Delegado da Polícia Federal afirma que Lula é investigado na Zelotes


Advogados dos réus chamam a segunda investigação de ‘inquérito paralelo’

ANDRÉ DE SOUZA - O GLOBO


Em ofício encaminhado à Justiça Federal, o delegado da Polícia Federal (PF) Marlon Cajado afirmou que o ex-presidente Luiz Inácio Lula da Silva é investigado em um segundo inquérito policial já em curso na Operação Zelotes. O objetivo da ação é saber se, além de dois servidores que já são réus, outros foram também corrompidos ou se menção aos nomes deles era apenas uma forma de os acusados propagarem influência que não tinham.

Há duas semanas, a defesa de Lula entrou com uma petição na Justiça Federal de Brasília para pedir que o ex-presidente seja dispensado de prestar depoimento no processo da Zelotes. Ele foi arrolado como testemunha do lobista Alexandre Paes dos Santos, um dos réus da operação.
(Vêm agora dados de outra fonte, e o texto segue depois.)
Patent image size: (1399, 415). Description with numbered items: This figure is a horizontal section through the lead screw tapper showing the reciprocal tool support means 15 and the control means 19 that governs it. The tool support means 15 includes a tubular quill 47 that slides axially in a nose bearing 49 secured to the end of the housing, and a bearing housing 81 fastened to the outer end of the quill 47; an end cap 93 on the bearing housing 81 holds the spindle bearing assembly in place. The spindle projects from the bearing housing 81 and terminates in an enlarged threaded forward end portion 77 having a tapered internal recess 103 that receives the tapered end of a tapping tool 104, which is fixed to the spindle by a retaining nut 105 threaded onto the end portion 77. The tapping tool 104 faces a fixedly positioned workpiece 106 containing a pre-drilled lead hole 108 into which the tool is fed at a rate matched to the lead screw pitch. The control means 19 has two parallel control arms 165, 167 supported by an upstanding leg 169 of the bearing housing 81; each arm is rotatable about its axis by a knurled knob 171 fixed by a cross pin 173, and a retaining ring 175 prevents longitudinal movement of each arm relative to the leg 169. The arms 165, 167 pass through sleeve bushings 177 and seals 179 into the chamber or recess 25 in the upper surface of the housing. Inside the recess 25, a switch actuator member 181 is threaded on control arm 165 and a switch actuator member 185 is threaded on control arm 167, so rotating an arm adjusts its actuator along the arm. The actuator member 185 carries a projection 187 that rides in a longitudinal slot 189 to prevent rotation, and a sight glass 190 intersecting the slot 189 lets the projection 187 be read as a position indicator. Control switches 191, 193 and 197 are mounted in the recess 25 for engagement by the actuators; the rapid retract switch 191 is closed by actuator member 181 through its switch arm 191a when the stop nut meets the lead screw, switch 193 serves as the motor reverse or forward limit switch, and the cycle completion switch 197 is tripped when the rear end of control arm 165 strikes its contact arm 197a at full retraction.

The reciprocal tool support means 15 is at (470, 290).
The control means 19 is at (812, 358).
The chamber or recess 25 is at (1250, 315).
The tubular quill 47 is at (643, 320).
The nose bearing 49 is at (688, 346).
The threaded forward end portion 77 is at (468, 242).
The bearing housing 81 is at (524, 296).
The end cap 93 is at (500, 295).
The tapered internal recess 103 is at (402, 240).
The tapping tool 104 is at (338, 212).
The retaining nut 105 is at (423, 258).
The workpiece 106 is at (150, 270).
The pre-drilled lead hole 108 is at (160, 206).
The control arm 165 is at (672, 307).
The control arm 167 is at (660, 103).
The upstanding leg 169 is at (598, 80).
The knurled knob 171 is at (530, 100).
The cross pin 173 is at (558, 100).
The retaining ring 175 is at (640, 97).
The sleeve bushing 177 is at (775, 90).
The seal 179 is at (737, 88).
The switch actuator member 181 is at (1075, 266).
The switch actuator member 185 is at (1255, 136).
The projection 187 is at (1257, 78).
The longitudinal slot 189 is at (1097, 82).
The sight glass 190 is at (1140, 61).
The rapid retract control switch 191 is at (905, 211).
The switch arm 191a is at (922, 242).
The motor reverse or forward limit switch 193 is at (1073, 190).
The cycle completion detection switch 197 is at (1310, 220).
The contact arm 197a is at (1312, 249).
A defesa de Lula argumentou que ele já havia prestado depoimento à Polícia Federal (PF) sobre o assunto.

“Fez-se necessária a instauração de novo procedimento policial expediente (sic) tentar alcançar a verdade real sobre os fatos apurados, isto é, se outros servidores públicos foram de fato corrompidos e estariam associados à (sic) essa organização criminosa, ou se estaria 'vendendo fumaça' vitimando-os e praticando o tráfico de influência com relação aos mesmos, a saber, Erenice Alves Guerra, Dyogo Henrique e Oliveira, Nelson Machado, Luiz Inácio Lula da Silva, Gilberto Carvalho, Helder Silva Chaves, Ivan João Guimarães Ramalho, Miguel João Jorge Filho, entre outros”, diz trecho do ofício.

O Instituto Lula informou que, em um primeiro momento, estranha a informação do delegado. De acordo com o instituto, Lula foi comunicado de que falaria na condição de informante quando depôs na PF, e nada foi dito de que ele estaria sendo investigado.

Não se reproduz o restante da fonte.